Seen thus Lucy was handsome, a tall, long-limbed sapling of a girl, with a flaming crest of copper-colored hair and movements as lithe and supple as a cat’s. She danced buoyantly, without losing breath, advancing and retreating with mincing steps, her face grave as though the performance had its own dignity and was not to be taken lightly. Her partner, a tanned and long-haired man, took his part in a livelier spirit, laughing at her, bending his body grotesquely and growing red with his caperings. Meanwhile from the tent door the wife looked on and Susan heard her say to the doctor with whom she had been conferring:
“And when will it be my turn to dance the reel again?
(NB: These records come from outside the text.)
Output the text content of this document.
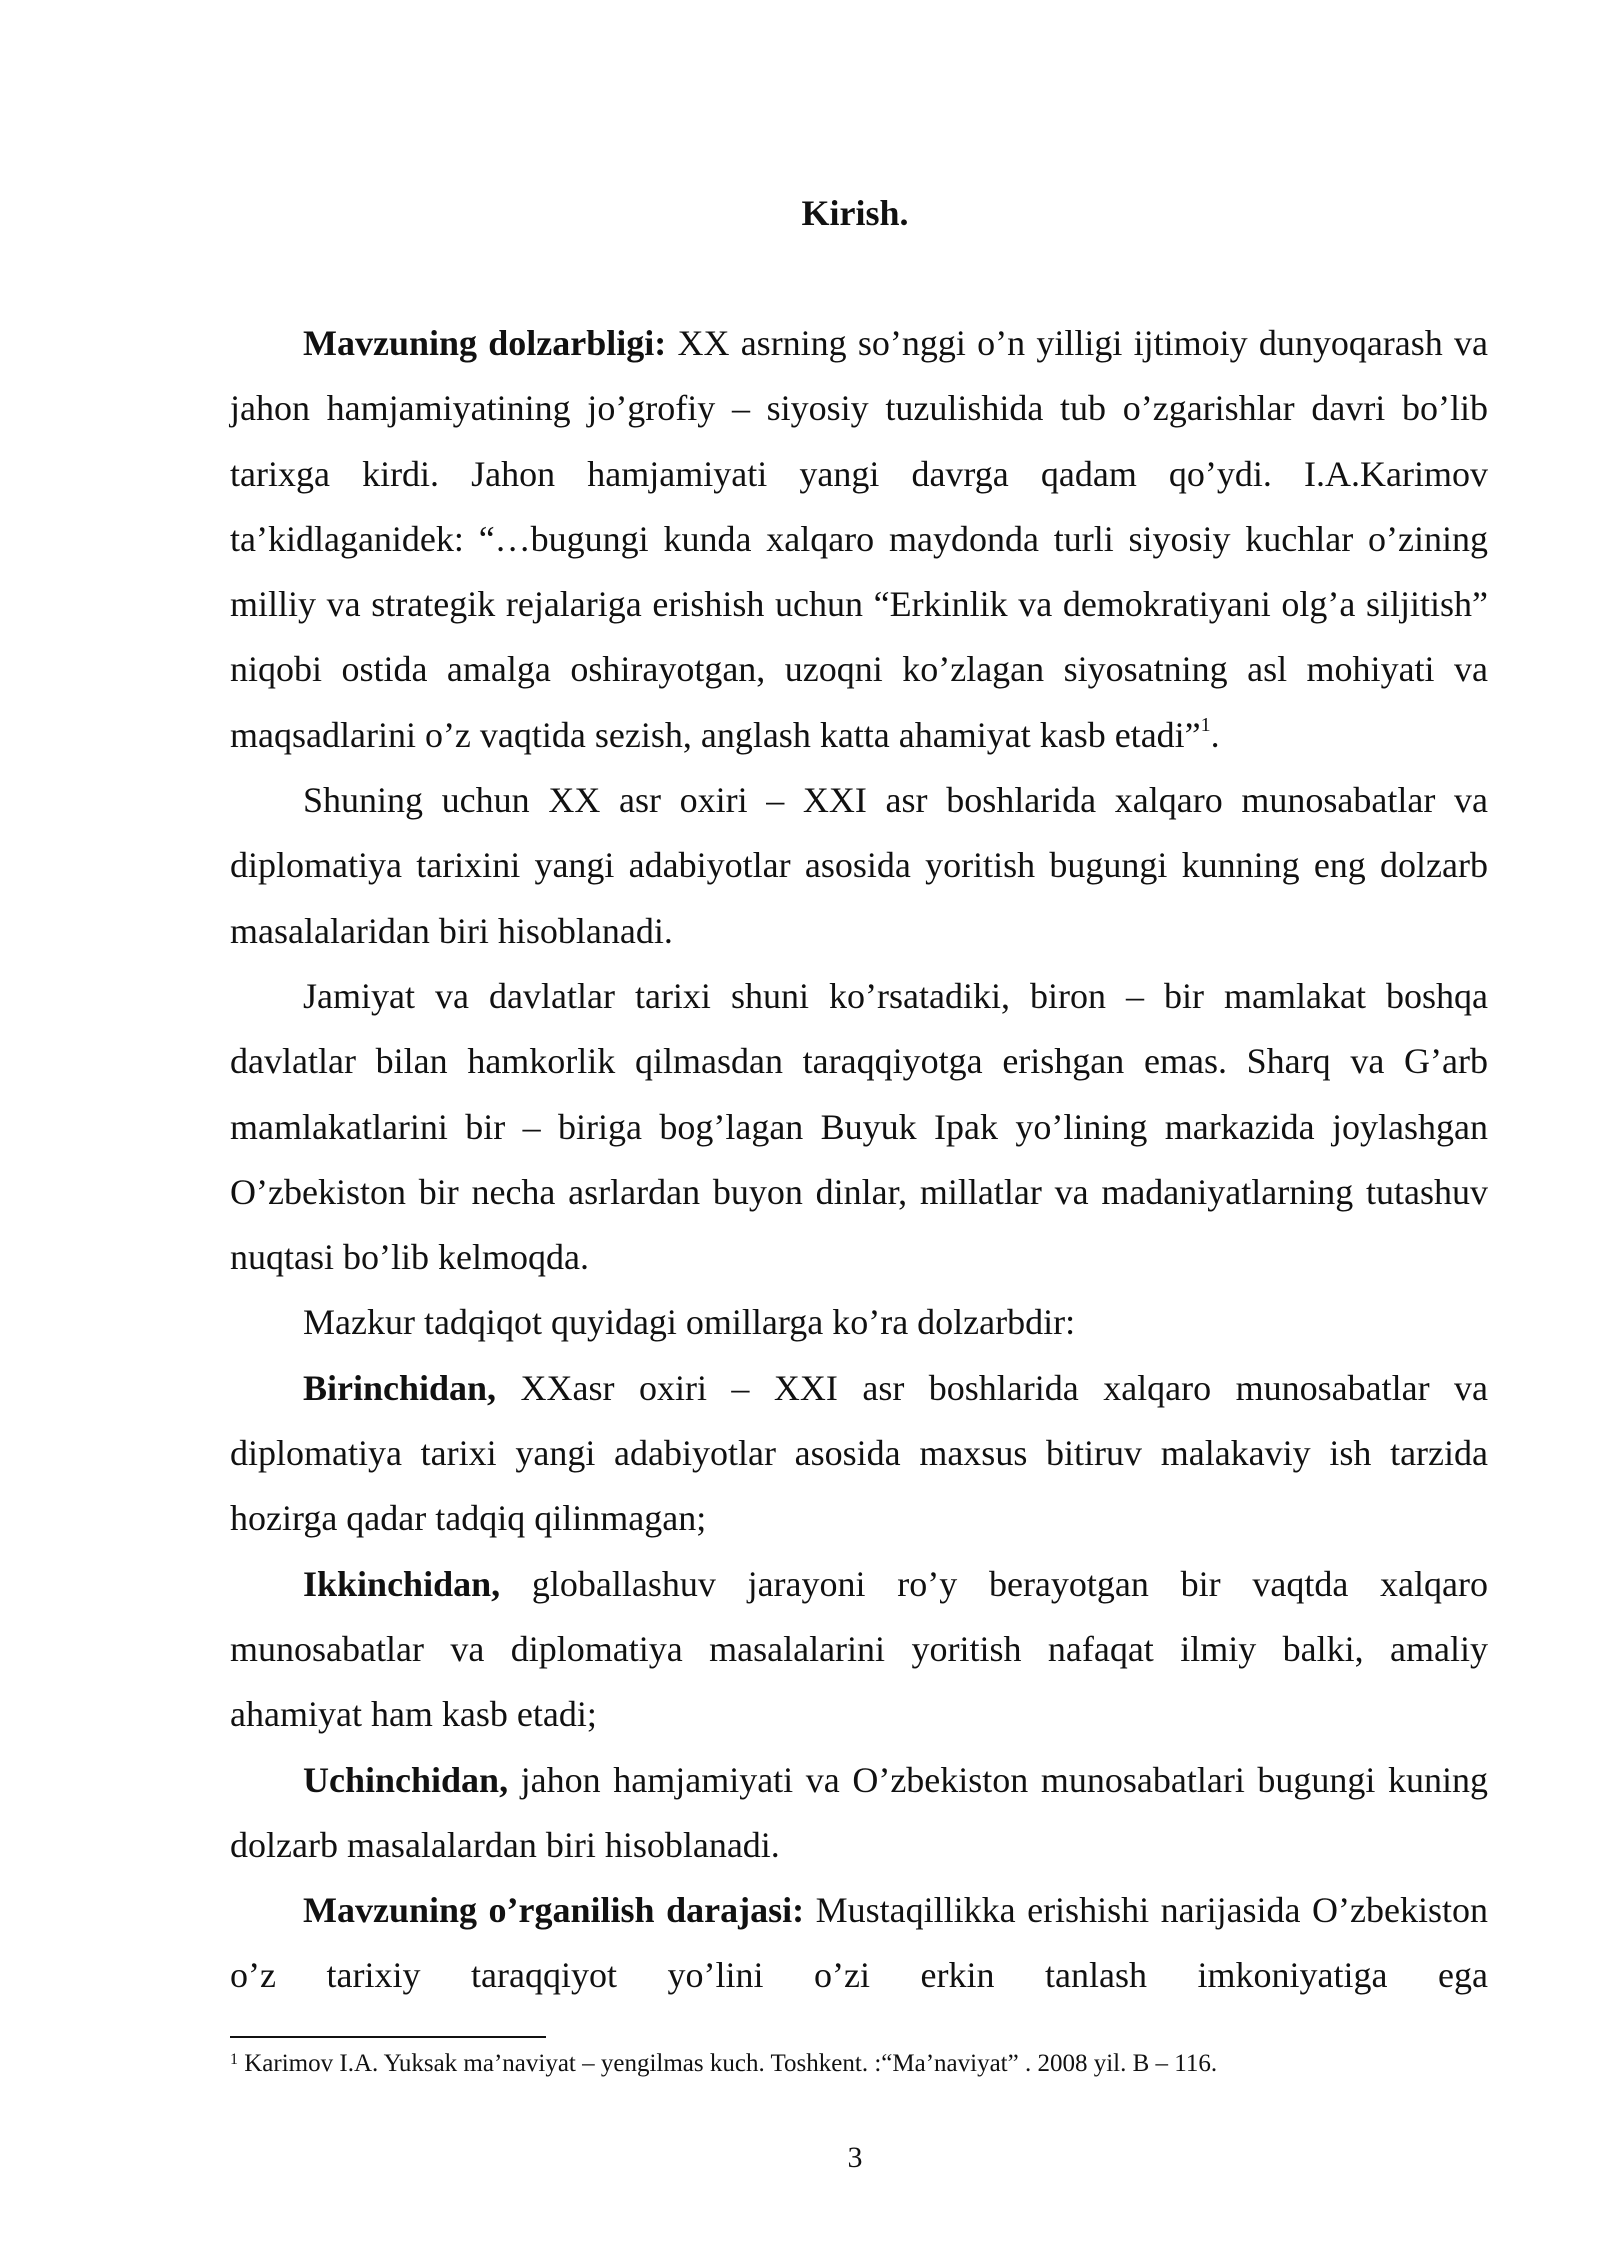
Kirish.

Mavzuning dolzarbligi: XX asrning so’nggi o’n yilligi ijtimoiy dunyoqarash va jahon hamjamiyatining jo’grofiy – siyosiy tuzulishida tub o’zgarishlar davri bo’lib tarixga kirdi. Jahon hamjamiyati yangi davrga qadam qo’ydi. I.A.Karimov ta’kidlaganidek: “…bugungi kunda xalqaro maydonda turli siyosiy kuchlar o’zining milliy va strategik rejalariga erishish uchun “Erkinlik va demokratiyani olg’a siljitish” niqobi ostida amalga oshirayotgan, uzoqni ko’zlagan siyosatning asl mohiyati va maqsadlarini o’z vaqtida sezish, anglash katta ahamiyat kasb etadi”$^1$.

Shuning uchun XX asr oxiri – XXI asr boshlarida xalqaro munosabatlar va diplomatiya tarixini yangi adabiyotlar asosida yoritish bugungi kunning eng dolzarb masalalaridan biri hisoblanadi.

Jamiyat va davlatlar tarixi shuni ko’rsatadiki, biron – bir mamlakat boshqa davlatlar bilan hamkorlik qilmasdan taraqqiyotga erishgan emas. Sharq va G’arb mamlakatlarini bir – biriga bog’lagan Buyuk Ipak yo’lining markazida joylashgan O’zbekiston bir necha asrlardan buyon dinlar, millatlar va madaniyatlarning tutashuv nuqtasi bo’lib kelmoqda.

Mazkur tadqiqot quyidagi omillarga ko’ra dolzarbdir:

Birinchidan, XXasr oxiri – XXI asr boshlarida xalqaro munosabatlar va diplomatiya tarixi yangi adabiyotlar asosida maxsus bitiruv malakaviy ish tarzida hozirga qadar tadqiq qilinmagan;

Ikkinchidan, globallashuv jarayoni ro’y berayotgan bir vaqtda xalqaro munosabatlar va diplomatiya masalalarini yoritish nafaqat ilmiy balki, amaliy ahamiyat ham kasb etadi;

Uchinchidan, jahon hamjamiyati va O’zbekiston munosabatlari bugungi kuning dolzarb masalalardan biri hisoblanadi.

Mavzuning o’rganilish darajasi: Mustaqillikka erishishi narijasida O’zbekiston o’z tarixiy taraqqiyot yo’lini o’zi erkin tanlash imkoniyatiga ega

$^1$ Karimov I.A. Yuksak ma’naviyat – yengilmas kuch. Toshkent. :“Ma’naviyat” . 2008 yil. B – 116.
3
There wasn’t a girl in the town could dance it with me.”
Her voice was weighted with the wistfulness of the woman whose endless patience battles with her unwilling
ness to be laid by.
Susan saw David’s fingers feeling in the grass for her hand. She gave it, felt the hard stress of his grip, and conquered her desire to draw the hand away. All her coquetry was gone. She was cold and subdued. The passionate hunger of his gaze made her feel uncomfortable. She endured it for a space and then said with an edge of irritation on her voice:
“What are you staring at me for? Is there something on my face?”
He breathed in a roughened voice:
“No, I love you.”
Her discomfort increased. Tumult and coldness make uncongenial neighbors. The man, all passion, and the woman, who has no answering spark, grope toward each other through devious and unillumined ways.
He whispered again:
“I love you so. You don’t understand.”
She did not and looked at him inquiringly, hoping to learn something from his face. His eyes, meeting hers, were full of tears. It surprised her so that she stared speechlessly at him, her head thrown back, her lips parted.
He looked down, ashamed of his emotion, murmuring:
“You don’t understand. It’s so sacred. Some day you will.”
She did not speak to him again, but she let him hold her hand because she thought she ought to and because she was sorry.
CHAPTER VI
The next morning the rain was pouring. The train rolled out without picturesque circumstance, the men cursing, the oxen, with great heads swinging under the yokes, plodding doggedly through lakes fretted with the downpour. Breakfast was a farce; nobody’s fire would burn and the women were wet through before they had the coffee pots out. One or two provident parties had stoves fitted up in their wagons with a joint of pipe coming out through holes in the canvas. From these, wafts of smoke issued with jaunty assurance, to be beaten down by the rain, which swept them fiercely out of the landscape.
There was no perspective, the distance invisible, nearer outlines blurred. The world was a uniform tint, walls of gray marching in a slant across a foreground embroidered with pools. Water ran, or dripped, or stood everywhere. The river, its surface roughened by the spit of angry drops, ran swollen among its islands, plumed shapes seen mistily through the veil. The road emerged in oases of mud from long, inundated spaces. Down the gullies in the hills, following the beaten buffalo tracks, streams percolated through the grass of the bottom, feeling their way to the river.